In the now-final regulations, businesses that indirectly collect personal information from consumers may only “sell” onward that personal information without providing a pre-collection notice to consumers if they are registered as “data brokers” under California’s new data broker law. This highlights the rising importance of the data broker registry but creates new challenges for companies that have not yet registered as data brokers.
Pre-collection notice exemption
The CCPA requires businesses that collect a consumer’s personal information to provide a notice to the consumer at or before the point of collection. Since “collection” is broadly defined, some interpreted this requirement to apply even if the personal information is not collected directly from the consumer.
The initial draft regulations exempted businesses that did not collect personal information directly from consumers (who we will refer to as “intermediaries”) from providing pre-collection notices.

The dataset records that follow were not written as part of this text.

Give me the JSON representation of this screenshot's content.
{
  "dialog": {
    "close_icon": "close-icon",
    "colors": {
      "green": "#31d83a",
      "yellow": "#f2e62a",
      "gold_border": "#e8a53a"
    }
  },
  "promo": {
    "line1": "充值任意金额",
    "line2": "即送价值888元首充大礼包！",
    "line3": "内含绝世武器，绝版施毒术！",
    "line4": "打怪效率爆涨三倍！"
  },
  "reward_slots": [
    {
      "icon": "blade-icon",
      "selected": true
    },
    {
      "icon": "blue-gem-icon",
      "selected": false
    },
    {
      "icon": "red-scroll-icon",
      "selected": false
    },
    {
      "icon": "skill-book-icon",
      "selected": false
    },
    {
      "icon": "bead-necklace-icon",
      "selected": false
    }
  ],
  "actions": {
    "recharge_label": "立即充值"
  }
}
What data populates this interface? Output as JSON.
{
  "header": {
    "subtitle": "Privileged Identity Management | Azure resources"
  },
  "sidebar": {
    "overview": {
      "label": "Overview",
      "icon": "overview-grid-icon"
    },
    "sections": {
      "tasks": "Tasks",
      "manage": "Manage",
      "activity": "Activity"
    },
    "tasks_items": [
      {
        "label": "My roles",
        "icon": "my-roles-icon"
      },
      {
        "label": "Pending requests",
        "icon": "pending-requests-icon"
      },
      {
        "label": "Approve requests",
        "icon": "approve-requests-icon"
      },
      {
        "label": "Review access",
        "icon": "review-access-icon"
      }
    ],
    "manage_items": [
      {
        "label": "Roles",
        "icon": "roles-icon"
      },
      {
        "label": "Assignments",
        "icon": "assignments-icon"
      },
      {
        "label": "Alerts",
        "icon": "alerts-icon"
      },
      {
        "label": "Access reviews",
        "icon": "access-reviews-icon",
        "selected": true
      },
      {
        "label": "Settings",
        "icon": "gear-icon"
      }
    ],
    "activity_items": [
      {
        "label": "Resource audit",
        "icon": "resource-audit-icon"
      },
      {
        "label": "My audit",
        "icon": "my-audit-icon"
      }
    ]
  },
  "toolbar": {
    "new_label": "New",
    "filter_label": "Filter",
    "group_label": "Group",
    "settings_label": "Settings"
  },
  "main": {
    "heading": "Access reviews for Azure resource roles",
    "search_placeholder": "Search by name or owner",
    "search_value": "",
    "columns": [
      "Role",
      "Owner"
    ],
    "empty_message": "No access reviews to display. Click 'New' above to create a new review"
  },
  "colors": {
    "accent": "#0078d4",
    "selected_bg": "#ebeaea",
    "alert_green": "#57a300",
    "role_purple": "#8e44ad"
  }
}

But before selling the consumer’s information, they were required to either contact the consumers directly with a chance to opt out of the sale or obtain signed written proof from the source of the information describing how the pre-collection notice was given.
Who is a data broker?
Under California law, businesses that knowingly collect and sell to third parties the personal information of consumers with whom the business does not have a direct relationship are data brokers that must register with the attorney general.
Although what constitutes a “direct relationship” is never defined, the data broker law provides examples of forging direct relationships, such as “by visiting a business’ premises or internet website, or by affirmatively and intentionally interacting with a business’ online advertisements,” with the key being the consumer’s knowledge about and control over the business’ data collection practices.
As defined, data brokers arguably could include many ad tech vendors and other participants in the targeted-ad buying process, since they do not have direct relationships with consumers yet may receive consumer personal information. Certain intermediaries that never receive or have access to personal information may argue that they do not sell personal information or need to register. These entities still must be mindful of the requirements of the regulations and perform due diligence to ensure that any organizations they work with that play a more direct role in collecting and selling personal information are registered as “data brokers.”
No clear answers
Although the language in the final regulations leaves intact the changes to the pre-collection notice exemption, the attorney general will need to clarify which downstream participants in the online advertising industry need to register as data brokers. While businesses engaging in targeted advertising may choose to register despite the lack of clarity, there are downsides to doing so, including the increased exposure of being listed on the registry. As a result, many businesses seem to be taking a wait-and-see approach.
As with other unclear CCPA requirements, businesses will need to assess their role in processing personal information – while simultaneously assessing the role of everyone they work with – and determine their appetite for risk and available means to mitigate that risk.